Les données présentées lors de la rencontre révèlent que les agences de la Banque Populaire d'Épargne (BPA) n'atteignent à peine 94 % de cet objectif, tandis que celles de la Banque de Crédit et de Commerce (Bandec) ne parviennent qu'à 77 %, avec un peu plus de 12 millions de pesos collectés entre les deux institutions.
Cette différence d'au moins trois millions de pesos par jour met directement en danger le paiement des salaires et des pensions au cours du mois, dans une province où — comme dans le reste du pays — l'argent liquide circule principalement en dehors du système bancaire formel.
Le tableau n'est pas exclusif à Guantánamo. En juin, le gouvernement de Granma a admis publiquement que il n'avait pas les plus de 400 millions de pesos nécessaires pour payer ses 111,000 pensionnés, pour quoi il a adopté un schéma de paiement échelonné en fonction des revenus quotidiens de chaque succursale.

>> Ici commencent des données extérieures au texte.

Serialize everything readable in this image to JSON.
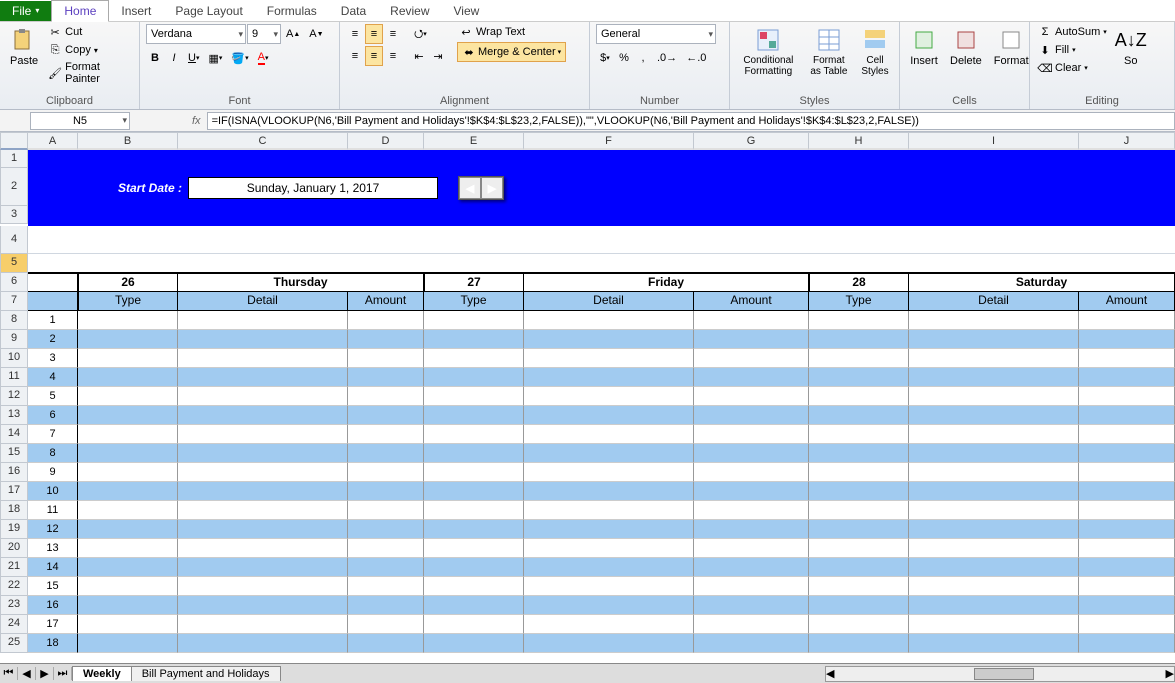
{
  "tabs": {
    "file": "File",
    "home": "Home",
    "insert": "Insert",
    "pagelayout": "Page Layout",
    "formulas": "Formulas",
    "data": "Data",
    "review": "Review",
    "view": "View"
  },
  "clipboard": {
    "paste": "Paste",
    "cut": "Cut",
    "copy": "Copy",
    "fmtpainter": "Format Painter",
    "label": "Clipboard"
  },
  "font": {
    "name": "Verdana",
    "size": "9",
    "label": "Font"
  },
  "alignment": {
    "wrap": "Wrap Text",
    "merge": "Merge & Center",
    "label": "Alignment"
  },
  "number": {
    "format": "General",
    "label": "Number"
  },
  "styles": {
    "cond": "Conditional Formatting",
    "table": "Format as Table",
    "cell": "Cell Styles",
    "label": "Styles"
  },
  "cells": {
    "insert": "Insert",
    "delete": "Delete",
    "format": "Format",
    "label": "Cells"
  },
  "editing": {
    "autosum": "AutoSum",
    "fill": "Fill",
    "clear": "Clear",
    "sort": "So",
    "label": "Editing"
  },
  "namebox": "N5",
  "formula": "=IF(ISNA(VLOOKUP(N6,'Bill Payment and Holidays'!$K$4:$L$23,2,FALSE)),\"\",VLOOKUP(N6,'Bill Payment and Holidays'!$K$4:$L$23,2,FALSE))",
  "cols": [
    "A",
    "B",
    "C",
    "D",
    "E",
    "F",
    "G",
    "H",
    "I",
    "J"
  ],
  "banner": {
    "label": "Start Date :",
    "date": "Sunday, January 1, 2017"
  },
  "days": [
    {
      "num": "26",
      "name": "Thursday"
    },
    {
      "num": "27",
      "name": "Friday"
    },
    {
      "num": "28",
      "name": "Saturday"
    }
  ],
  "sub": [
    "Type",
    "Detail",
    "Amount"
  ],
  "rownums": [
    1,
    2,
    3,
    4,
    5,
    6,
    7,
    8,
    9,
    10,
    11,
    12,
    13,
    14,
    15,
    16,
    17,
    18
  ],
  "sheets": {
    "active": "Weekly",
    "other": "Bill Payment and Holidays"
  },
  "colwidths": {
    "A": 50,
    "B": 100,
    "C": 170,
    "D": 76,
    "E": 100,
    "F": 170,
    "G": 115,
    "H": 100,
    "I": 170,
    "J": 96
  }
}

En raison du collapse, la Banque Centrale elle-même a ordonné l'extension à l'échelle nationale d'un plan pilote initié à Holguín, où environ 20 mipymes ont commencé à verser des pensions en espèces directement aux retraités, bénéficiant à près de 5 000 pensionnés.
Le contexte est l'échec de la politique de bancarisation obligatoire lancée en août 2023. Trois ans après, à peine 3,77 % des transactions à Cuba sont numériques, plus de 50 % des distributeurs automatiques à La Havane étaient hors service en mai, et le propre journal Venceremos a reconnu la veille que la crise "a cessé d'être une difficulté bancaire pour devenir un problème social".
Lors de la même réunion ce samedi, les autorités de Guantánamo ont abordé d'autres fronts critiques tels que le non-respect du plan de circulation commerciale dans les entreprises de commerce de Baracoa, Manuel Tames, San Antonio del Sur et Imías, ainsi que le délabrement persistant des transformateurs électriques, affectant à la fois le secteur public et résidentiel.
Cuba compte plus de 1,7 million de retraités qui dépendent d'un système bancaire en crise, avec des pensions maximales de 4 000 pesos par mois, ce qui équivaut à moins de 10 dollars au taux informel
De son côté, l'Assemblée nationale a approuvé en juin un ensemble de 176 mesures qui inclut, pour la première fois depuis 1959, l'autorisation de la banque privée, des réformes que les analystes jugent tardives face à l'ampleur de l'effondrement.